Estava indo para a sala e ele me chamou.

- Fuzz!

- Fala.

- Posso te ligar?

- Claro – fui contra todos os meus princípios, mas aquele cara mexeu muito comigo.

- Então ta. Te ligo um dia desses. Tchau. – virou as costas e foi para a sua sala.

- Espera! Você nem pegou o número... – Tarde demais, ele já estava longe (...)

8 de set de 2009

(...) Quando cheguei na rua, o Jhonny estava lá me esperando.

- Eu não acredito que eu fiz isso!

- Isso o quê?

- Fui expulso por sua culpa!

- Ninguém mandou ir me defender. Eu já sou bem grandinho, não acha?

- Você é muito mal agradecido. Sempre vem com essas frases feitas. Pegue-as e enfie no...

Nós não vimos, mas um carro vinha em alta velocidade e atingiu Jhonny em cheio. Na hora entrei em desespero. Comecei a chorar,gritar, pedir ajuda.

Logo apareceram funcionários da escola e pessoas que almoçavam num restaurante bem próximo.

Nunca imaginei que isso tudo um dia ia acontecer.

Eu ainda não estava acreditando.

- Jhonny! Volta! Você nem se despediu de mim... Me leva com você! Minha vida não tem mais sentido... Nada mais tem sentido sem você aqui.

Eu estava debruçado sobre seu corpo, e chorava muito.

Toda a nossa história estava passando na minha frente. Nosso primeiro beijo, primeira vez. Nossa primeira briga. Tudo... Tudo que vivemos até ali passou diante dos meus olhos... E quando me dei conta, vi que era ali que tudo acabava. Eu não conseguia acreditar. O pior de tudo foi que ele se foi e eu não pude lhe dizer o quanto eu o amo e que tudo que eu queria era enfrentar o mundo junto dele.

Todos me olhavam sem entender nada.

Não demorou muito e a ambulância chegou. Um enfermeiro tentou me levantar, mas eu me recusava a sair dali. Queria morrer com ele.

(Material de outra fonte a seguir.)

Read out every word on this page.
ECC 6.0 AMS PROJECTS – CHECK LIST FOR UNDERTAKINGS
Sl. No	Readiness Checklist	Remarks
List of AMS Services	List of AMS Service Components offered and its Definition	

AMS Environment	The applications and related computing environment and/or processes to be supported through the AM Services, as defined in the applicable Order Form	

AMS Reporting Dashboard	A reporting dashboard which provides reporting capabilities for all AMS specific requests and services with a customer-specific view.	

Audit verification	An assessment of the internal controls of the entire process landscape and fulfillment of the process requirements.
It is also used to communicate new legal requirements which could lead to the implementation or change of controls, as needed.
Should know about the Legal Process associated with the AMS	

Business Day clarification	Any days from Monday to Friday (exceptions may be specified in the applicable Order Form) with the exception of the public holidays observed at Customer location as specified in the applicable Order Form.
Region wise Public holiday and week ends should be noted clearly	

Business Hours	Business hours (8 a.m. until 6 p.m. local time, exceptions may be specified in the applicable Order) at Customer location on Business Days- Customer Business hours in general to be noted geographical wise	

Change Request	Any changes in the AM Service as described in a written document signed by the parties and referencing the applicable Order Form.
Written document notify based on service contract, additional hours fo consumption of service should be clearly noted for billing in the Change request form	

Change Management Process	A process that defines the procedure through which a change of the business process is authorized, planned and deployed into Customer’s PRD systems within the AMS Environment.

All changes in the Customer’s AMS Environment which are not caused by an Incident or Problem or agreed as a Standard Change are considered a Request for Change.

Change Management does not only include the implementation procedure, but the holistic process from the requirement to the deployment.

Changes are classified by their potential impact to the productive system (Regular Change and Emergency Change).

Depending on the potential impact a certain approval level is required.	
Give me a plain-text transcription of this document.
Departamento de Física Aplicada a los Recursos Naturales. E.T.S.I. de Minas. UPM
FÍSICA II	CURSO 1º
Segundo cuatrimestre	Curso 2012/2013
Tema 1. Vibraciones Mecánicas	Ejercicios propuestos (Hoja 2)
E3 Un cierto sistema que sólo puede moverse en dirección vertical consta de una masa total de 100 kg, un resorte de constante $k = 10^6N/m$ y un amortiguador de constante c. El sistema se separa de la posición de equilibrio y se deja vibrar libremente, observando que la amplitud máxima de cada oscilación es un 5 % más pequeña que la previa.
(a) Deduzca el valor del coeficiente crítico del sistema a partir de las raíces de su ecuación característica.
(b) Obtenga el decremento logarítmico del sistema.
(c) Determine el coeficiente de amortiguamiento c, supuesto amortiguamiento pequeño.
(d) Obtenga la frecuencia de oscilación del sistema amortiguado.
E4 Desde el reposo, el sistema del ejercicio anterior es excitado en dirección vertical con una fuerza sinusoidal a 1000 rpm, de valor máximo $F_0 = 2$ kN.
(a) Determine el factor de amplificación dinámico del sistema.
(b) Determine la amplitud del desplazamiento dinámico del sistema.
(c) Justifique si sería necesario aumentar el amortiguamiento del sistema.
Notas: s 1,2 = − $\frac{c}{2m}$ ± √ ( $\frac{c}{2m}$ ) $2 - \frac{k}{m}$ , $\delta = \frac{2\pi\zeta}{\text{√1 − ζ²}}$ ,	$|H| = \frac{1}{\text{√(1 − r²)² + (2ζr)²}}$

- Senhor, por favor, saia de cima do corpo.

- Não posso.

- Por favor, saia.

- Não. Eu ficarei aqui para morrer com ele.

- Se você não sair daí ele vai morrer.

- Ele já está morto.

O enfermeiro tentou ver se o Jhonny ainda tinha pulsação, e para a surpresa de todos...

- Afastem-se todos! Senhor, saia de cima dele. Ele está vivo.